Jordan's energy, water, health and education services have been severely strained.
Turkey has spent more than $600 million setting up 17 refugee camps, with more under construction.
And Iraq, already grappling with 1 million internally displaced citizens, has taken in more than 100,000 Syrian refugees in the past year.
"We are doing everything we can to help, but the international humanitarian response capacity is dangerously stretched," said Guterres, the U.N. high commissioner for refugees. "This tragedy has to be stopped."
Dozens of countries and groups around the world pledged more than $1.5 billion in humanitarian assistance for Syrians in January. But only $200 million had been received by the end of February, the United Nations said.
The war: Shifting but endless
While the end of the war seems nowhere in sight, the opposition has made notable strides against government forces.
This week, opposition fighters said they captured the major northern city of Raqqa -- the first time rebels have seized a provincial capital.
State-run media responded by saying government forces were battling suspected members of the radical Islamist group al-Nusra Front in Raqqa.
But footage from the city painted a different picture. Children climbed atop a fallen statue of former President Hafez al-Assad -- the current president's father -- and beat the cracked figure with a bat and shoes.
Some attribute the rebels' recent gains to shipments of arms from other countries.
But rebels are still fighting to wrest the largest city, Aleppo, from government hands.
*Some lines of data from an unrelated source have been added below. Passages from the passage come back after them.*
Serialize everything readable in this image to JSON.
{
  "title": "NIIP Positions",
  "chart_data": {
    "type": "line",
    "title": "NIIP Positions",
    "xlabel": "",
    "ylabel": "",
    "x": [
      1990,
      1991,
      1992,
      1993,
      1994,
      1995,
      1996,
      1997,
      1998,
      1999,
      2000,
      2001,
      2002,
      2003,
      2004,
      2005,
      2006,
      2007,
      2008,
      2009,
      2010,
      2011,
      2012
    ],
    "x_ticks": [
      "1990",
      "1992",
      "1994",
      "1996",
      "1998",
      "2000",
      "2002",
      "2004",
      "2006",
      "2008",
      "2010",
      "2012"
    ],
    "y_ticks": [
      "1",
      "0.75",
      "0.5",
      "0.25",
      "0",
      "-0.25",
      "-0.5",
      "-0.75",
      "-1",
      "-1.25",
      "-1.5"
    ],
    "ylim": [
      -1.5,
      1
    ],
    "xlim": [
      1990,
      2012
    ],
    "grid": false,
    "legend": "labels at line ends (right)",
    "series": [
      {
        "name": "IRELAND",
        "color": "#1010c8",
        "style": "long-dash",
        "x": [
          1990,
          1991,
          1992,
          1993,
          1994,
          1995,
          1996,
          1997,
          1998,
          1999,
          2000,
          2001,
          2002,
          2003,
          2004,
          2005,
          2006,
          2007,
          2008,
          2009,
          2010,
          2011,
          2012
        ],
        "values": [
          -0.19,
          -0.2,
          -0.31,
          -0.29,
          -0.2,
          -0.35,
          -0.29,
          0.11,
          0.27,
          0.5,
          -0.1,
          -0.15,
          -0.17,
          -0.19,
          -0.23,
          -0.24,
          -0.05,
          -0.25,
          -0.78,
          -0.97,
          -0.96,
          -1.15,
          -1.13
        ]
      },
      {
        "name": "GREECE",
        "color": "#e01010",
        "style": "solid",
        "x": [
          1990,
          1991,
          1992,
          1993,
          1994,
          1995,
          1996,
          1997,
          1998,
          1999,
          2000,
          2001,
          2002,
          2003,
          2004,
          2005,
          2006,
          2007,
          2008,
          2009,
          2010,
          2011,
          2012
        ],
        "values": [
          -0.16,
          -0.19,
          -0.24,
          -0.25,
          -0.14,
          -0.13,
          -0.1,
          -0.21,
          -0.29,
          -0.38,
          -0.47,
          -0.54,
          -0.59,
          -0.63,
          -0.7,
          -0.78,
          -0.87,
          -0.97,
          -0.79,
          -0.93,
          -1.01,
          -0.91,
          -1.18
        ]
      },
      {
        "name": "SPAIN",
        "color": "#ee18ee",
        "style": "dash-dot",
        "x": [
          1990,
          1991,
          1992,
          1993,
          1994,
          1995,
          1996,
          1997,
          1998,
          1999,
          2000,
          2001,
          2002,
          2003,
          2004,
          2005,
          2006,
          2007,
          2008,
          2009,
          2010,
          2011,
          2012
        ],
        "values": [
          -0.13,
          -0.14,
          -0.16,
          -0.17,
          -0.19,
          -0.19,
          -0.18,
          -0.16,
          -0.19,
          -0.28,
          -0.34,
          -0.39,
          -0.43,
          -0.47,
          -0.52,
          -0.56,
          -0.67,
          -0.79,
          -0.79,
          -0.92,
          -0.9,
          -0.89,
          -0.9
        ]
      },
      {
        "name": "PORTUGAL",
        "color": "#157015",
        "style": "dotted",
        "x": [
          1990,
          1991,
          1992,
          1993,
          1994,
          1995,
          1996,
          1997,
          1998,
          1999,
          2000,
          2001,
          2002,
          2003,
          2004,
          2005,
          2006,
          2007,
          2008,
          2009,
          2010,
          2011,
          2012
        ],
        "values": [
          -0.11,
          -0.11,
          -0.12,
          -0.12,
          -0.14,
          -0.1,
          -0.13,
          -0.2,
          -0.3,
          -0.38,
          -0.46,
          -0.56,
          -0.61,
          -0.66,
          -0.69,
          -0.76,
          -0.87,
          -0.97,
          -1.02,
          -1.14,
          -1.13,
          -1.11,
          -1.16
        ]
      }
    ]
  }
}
They recently took over a military base near the city, but full control of Syria's economic hub remains elusive.
While Damascus remains a regime stronghold, rebel and regime forces are battling very close to the city -- threatening to take the fight to the seat of President Bashar al-Assad's power.
Rebels detain U.N. peacekeepers
Tension brewed Wednesday between the United Nations and rebels after about 30 rebels detained 20 U.N. peacekeepers and refused to let them go.
The rebels say the peacekeepers entered a Syrian village near the Israeli-occupied Golan Heights, an area where peacekeepers should not be and where intense fighting has been raging for days between rebels and government forces.
The rebels say they suspect the peacekeepers were trying to aid their enemy, which is defending the al-Assad regime.
The United Nations confirmed the peacekeepers' detention and said they were on a "regular supply mission." The United Nations offered no further details of that mission but said it is "dispatching a team to assess the situation and attempt a resolution."
Intervention: Global attempts and failures
So far, international attempts to stymie the bloodshed have failed.
Trouble brewed from the beginning, when the U.N. Security Council couldn't unify on an action plan for Syria.
Western countries wanted tougher sanctions against the Syrian government, but Russia and China said they didn't want to meddle in another country's internal affairs.
The United Nations and the Arab League sent two seasoned diplomats -- Kofi Annan and Lakhdar Brahimi -- to try to broker cease-fires in Syria, but negotiations never ended the violence.
But the western Syrian town of Tal Kalakh may be a microcosm of hope. There, Syrian forces and rebels have agreed to a cease-fire, brokered in part by a parliamentarian and a sheikh.